Signs of Depression to look for in men:

  • Acting depressed, irritable or angry almost every day

  • Losing interest in pleasurable activities or hobbies

  • Talking of death or suicide*

  • Talking very negatively

  • Acting unreasonably, without concern for others

  • Abusing alcohol or drugs

  • Picking fights, being irritable, critical, or mean

  • Withdrawing from family and friends

  • Having trouble at work or school

  • Talking suddenly about separation or divorce

  • Complaining of aches and pains

  • Eating too little or too much

  • Sleeping too much or too little

* If someone is suicidal, treat it as a medical emergency. Call the person’s clinician, or call 911 or take him to your local hospital emergency room.When husbands have depression, it can tear apart their marriage and family. Wives may take over and hope the problem will go away, or on the opposite end, withdraw, feeling betrayed and angry. More often, they alternate back and forth between these behaviors and emotions. Fifty percent of wives caring for a depressed husband will develop depression themselves.

The good news is that depression is highly treatable. Once diagnosed, most people who get help report substantial relief.

The problem is that many men deny they are depressed and resist treatment (usually medication and/or talk therapy). Their belief: depression is a woman’s disease.

Depression Affects Everyone

Dealing with a depressed husband who is in denial is not easy. But, by not addressing the issue, your husband continues to be ill or get worse, even suicidal, and you lose out as well. Depression makes men feel like they are worthless and hopeless. They can’t change how they feel without treatment. “Depression isn’t just your husband’s problem; it’s your problem and your children’s too. Luckily, there are ways to address the issue,” Totten explains.

 “The top priority is to get your husband into treatment. You have to ask yourself, ‘What have I got to lose?’ You simply need to take action for everyone’s sake.”
Terrence Real, a psychotherapist and author of I Don’t Want to Talk About It: Overcoming the Secret Legacy of Male Depression, offers his perspective, “Women in a relationship with a depressed man feel faced with a painful dilemma.
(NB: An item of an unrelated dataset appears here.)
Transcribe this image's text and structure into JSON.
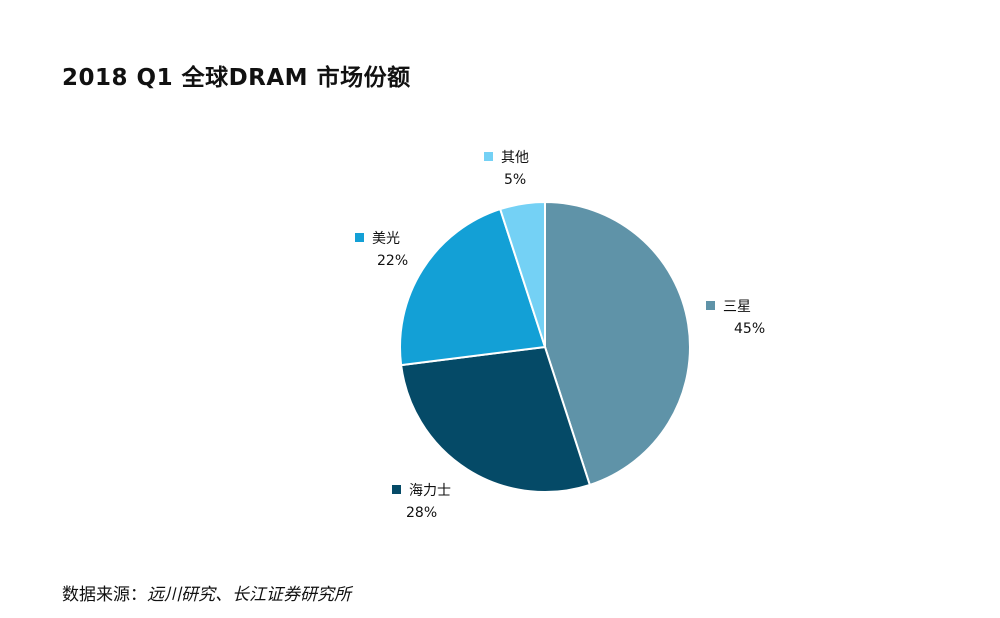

They can either confront the man with his depression – which may further shame him – or else collude with him in minimizing it, a course that offers no hope for relief.” He offers some strong advice to women, “You absolutely have the right, even the obligation, to put your foot down. You have to insist on good health in your family. It serves no one any good to back off; go to the mat on this issue. It affects your husband and marriage, and absolutely your children.”